The last panel of the day featured a cast of inspiring and innovative Australian’s – pushing the boundaries in launching rockets from Australian soil. Hosted by SASIC CEO, Richard Price, the panel included Dr. Lloyd Damp, CEO of SouthernLaunch; Carley Scott (ACECD) CEO Equatorial Launch Australia; Adam Gilmour, CEO of Gilmour Space Technology; and Blake Nikolic, CEO of Black Sky Aerospace.

The panel discussed the opportunities, risks and regulatory restrictions of developing three launch platforms in Australia (Equatorial Launch Australia is establishing a facility in the Northern Territory, whilst Southern Launch is complementing with two SA-based facilities).

"Launch is so inspiring and ignites the imagination. Australia is also an excellent place for launch/investment" said Carley Scott.

“The three key reasons for launch right now are jobs, inspiring future generations, and national pride” added Lloyd Damp.

Discussing an advantage of Australia’s agility to develop regulation with industry growth, Adam Gilmour commented on the learnings from the US system, “If we're not making major changes to our launch vehicles or even if we are changing the launch facility, it should not require a whole new level of approval (like the US model)” he said.

Carley Scott echoed the panel’s sentiment that building launch facilities in Australia are going to benefit the entire space industry and its supply chains, "There are customers coming to launch companies and saying - we want to launch from Australia - which is a really good thing" she said.

This year’s lifetime membership award was presented to Michael Davis AO, who has worked with space industry bodies on programs like the International Astronomical Union event in 2017.

“We were able to unite the Australian space community for IAU2017. Success for our industry will involve standing together” said Mr Davis, as he accepted his award from veteran Space Shuttle astronaut, Dr. Andy Thomas.

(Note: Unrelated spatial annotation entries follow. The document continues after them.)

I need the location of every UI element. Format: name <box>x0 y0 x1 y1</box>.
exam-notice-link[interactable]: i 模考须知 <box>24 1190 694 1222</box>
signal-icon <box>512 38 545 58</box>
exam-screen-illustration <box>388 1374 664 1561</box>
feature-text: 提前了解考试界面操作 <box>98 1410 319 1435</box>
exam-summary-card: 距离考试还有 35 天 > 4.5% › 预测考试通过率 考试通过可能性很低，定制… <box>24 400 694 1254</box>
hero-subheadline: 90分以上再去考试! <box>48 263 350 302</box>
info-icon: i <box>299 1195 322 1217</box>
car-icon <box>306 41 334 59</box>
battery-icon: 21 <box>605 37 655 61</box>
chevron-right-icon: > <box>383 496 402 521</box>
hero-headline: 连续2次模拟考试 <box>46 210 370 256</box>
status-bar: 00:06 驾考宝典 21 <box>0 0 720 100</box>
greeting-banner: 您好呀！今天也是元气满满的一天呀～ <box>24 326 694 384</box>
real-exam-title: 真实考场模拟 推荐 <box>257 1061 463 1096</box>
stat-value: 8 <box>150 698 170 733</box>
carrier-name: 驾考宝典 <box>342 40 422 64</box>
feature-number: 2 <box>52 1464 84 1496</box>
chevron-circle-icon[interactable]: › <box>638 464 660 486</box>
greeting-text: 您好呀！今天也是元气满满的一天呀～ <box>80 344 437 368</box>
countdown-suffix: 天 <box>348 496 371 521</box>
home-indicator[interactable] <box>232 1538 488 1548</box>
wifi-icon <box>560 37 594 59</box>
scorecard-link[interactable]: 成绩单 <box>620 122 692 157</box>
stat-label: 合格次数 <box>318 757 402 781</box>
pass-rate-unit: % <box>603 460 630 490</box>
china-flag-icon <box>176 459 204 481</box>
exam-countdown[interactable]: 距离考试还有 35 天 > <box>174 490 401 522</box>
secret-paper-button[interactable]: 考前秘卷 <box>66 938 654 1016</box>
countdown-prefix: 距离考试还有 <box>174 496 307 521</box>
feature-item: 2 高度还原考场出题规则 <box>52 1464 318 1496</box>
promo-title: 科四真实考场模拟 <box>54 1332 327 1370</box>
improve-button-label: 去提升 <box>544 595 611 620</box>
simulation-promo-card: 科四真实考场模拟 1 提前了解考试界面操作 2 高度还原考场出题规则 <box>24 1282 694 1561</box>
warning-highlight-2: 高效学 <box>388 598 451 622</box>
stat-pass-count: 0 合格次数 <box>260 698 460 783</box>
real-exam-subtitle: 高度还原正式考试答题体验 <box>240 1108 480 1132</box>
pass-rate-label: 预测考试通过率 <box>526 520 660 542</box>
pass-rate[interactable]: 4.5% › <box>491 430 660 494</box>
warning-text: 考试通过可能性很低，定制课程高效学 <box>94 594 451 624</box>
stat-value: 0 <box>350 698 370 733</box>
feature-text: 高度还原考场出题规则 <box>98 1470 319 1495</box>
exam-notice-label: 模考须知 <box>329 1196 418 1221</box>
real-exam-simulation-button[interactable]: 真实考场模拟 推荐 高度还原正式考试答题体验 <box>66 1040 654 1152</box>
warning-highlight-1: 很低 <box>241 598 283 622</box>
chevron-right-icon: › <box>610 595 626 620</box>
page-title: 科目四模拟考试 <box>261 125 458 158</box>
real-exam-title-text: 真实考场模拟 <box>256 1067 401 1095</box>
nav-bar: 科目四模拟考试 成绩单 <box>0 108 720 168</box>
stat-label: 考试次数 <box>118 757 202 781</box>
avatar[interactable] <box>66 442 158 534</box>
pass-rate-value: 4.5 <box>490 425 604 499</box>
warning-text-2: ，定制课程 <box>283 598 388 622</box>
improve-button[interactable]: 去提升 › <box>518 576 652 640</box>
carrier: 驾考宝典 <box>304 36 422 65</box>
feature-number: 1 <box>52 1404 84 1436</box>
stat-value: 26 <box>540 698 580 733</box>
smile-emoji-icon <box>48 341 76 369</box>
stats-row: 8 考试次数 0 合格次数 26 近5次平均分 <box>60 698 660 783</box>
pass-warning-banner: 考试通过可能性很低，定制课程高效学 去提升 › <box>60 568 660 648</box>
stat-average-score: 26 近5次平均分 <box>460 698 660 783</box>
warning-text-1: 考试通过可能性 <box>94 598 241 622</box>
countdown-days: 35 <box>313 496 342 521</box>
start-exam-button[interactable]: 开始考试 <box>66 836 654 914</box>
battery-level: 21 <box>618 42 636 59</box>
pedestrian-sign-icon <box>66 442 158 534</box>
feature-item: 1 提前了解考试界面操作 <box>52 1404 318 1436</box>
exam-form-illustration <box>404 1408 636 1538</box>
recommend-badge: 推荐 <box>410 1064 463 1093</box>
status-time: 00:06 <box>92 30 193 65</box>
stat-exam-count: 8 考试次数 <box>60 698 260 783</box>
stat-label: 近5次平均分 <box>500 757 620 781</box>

Notable at the 9th Space Forum event this year was the increasing number of attendees, in addition to the minimal Defence Industry presence during presentations. At past events, several uniformed-personnel have been a part of the on-stage discussions, though this year it was not the case. During discussions with attendees, most indicated that this was due to the space industry starting to shift towards the civilian sector.

The 10th SASIC Space Forum event will be held in Adelaide in December 2020.